"I hope that's not the case as I believe it would be a terrible path for the U.S. if that was allowed to happen," he tweeted Wednesday.
The SEC declined to comment.
While Armstrong's suspicions may come as a surprise to many in the industry, SEC Chairman Gary Gensler has previously stated that cryptocurrencies that allow staking could be classified as securities as defined by the Howey test – even though ether has been designated as a commodity by the SEC's sister regulator, the Commodity Futures Trading Commission (CFTC).
After a congressional hearing in September 2022, Gensler told reporters that, while he wasn't referring to any token in particular, staking was "another indica that, under the Howey test, the investing public is anticipating profits based on the efforts of others."

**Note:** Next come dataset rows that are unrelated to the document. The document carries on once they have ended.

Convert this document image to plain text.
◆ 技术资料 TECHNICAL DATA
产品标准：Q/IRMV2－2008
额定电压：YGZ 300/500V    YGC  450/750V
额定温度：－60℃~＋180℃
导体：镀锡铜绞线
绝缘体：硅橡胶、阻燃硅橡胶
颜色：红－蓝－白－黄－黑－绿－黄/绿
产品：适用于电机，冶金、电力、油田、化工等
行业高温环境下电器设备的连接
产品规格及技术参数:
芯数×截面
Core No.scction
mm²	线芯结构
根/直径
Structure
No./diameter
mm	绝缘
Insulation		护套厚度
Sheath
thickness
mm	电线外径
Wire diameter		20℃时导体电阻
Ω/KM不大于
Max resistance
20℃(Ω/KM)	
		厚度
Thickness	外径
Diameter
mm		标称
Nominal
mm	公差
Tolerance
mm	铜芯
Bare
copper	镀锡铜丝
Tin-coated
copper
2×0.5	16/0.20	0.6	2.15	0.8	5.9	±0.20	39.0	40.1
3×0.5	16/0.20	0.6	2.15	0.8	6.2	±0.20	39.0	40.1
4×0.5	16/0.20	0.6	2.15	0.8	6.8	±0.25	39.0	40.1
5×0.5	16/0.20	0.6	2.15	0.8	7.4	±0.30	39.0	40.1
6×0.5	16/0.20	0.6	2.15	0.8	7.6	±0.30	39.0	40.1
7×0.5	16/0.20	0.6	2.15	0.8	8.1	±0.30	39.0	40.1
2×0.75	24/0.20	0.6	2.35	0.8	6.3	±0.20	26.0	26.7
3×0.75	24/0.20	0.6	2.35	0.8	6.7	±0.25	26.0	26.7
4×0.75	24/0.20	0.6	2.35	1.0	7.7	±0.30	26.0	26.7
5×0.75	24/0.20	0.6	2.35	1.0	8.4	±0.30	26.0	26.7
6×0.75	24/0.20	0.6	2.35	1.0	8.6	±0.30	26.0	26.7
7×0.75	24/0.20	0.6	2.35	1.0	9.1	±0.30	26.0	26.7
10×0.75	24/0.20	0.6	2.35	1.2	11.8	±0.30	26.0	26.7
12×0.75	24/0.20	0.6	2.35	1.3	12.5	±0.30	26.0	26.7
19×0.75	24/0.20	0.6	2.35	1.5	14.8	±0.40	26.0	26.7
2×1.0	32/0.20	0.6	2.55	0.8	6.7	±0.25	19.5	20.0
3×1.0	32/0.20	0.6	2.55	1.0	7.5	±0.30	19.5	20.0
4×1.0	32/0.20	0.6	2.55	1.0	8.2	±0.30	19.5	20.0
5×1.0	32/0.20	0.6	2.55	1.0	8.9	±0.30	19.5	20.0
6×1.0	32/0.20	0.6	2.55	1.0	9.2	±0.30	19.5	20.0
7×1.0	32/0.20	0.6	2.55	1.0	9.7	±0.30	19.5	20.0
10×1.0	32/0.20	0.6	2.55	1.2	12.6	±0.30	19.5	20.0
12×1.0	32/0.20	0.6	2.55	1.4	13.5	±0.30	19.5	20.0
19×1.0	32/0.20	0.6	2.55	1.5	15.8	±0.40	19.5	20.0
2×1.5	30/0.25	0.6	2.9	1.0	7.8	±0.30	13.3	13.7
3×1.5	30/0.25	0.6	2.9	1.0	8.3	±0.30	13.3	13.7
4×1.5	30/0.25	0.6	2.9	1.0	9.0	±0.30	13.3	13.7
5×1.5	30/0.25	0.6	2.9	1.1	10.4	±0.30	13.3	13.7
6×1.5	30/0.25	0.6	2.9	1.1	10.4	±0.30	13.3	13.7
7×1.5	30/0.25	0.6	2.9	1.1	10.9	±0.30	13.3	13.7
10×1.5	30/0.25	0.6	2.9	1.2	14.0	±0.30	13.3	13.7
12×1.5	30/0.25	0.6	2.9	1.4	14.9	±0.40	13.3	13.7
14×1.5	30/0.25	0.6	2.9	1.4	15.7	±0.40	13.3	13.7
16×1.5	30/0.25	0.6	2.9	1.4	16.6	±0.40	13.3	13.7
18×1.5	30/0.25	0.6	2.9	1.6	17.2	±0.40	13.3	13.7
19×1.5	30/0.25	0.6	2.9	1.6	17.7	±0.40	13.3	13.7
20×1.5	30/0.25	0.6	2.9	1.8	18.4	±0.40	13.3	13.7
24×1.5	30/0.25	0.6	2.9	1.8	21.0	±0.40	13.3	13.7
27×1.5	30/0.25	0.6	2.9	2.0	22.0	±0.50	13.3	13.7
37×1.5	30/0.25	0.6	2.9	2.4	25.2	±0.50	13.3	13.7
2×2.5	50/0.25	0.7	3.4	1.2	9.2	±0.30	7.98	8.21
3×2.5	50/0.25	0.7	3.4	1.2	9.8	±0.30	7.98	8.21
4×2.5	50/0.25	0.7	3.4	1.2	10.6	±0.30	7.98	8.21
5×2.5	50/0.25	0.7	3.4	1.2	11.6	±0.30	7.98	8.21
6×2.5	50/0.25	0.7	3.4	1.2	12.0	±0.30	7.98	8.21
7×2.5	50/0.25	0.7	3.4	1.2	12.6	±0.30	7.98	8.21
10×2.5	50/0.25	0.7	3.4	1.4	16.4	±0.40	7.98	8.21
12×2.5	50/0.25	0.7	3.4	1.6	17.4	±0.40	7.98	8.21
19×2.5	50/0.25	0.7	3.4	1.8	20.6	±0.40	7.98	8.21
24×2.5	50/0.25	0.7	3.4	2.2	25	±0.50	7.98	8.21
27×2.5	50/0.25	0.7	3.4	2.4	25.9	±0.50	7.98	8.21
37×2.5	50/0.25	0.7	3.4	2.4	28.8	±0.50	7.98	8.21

A significant amount of money is staked. The value of staked assets was about $42 billion in the fourth quarter of 2022, with annualized staking rewards of $3 billion, according to a report from Staked, a noncustodial staking service provider. That figure was not limited to just retail investors.
Alison Mangiero, the executive director of the Proof of Stake Alliance (POSA) told CoinDesk that her organization opposes any assertion that staking constitutes an unregistered security.
"Staking tends to get misconstrued with unrelated activities like lending, but staking is fundamentally a way for anyone to join in providing security for proof-of-stake networks," Mangiero said. "The existence of staking service providers allows everyday Americans to participate in staking, which democratizes network consensus and validation and is core to the continued growth of the global decentralized internet. Any regulatory action that runs counter to this misunderstands the nature of staking, and hinders America's ongoing efforts to foster domestic technological innovation."
UPDATE (Feb. 8, 2023, 23:25 UTC): Adds that the SEC declined to comment, as well as additional context.
UPDATE (Feb. 9, 2023 03:47 UTC): Adds comment from POSA.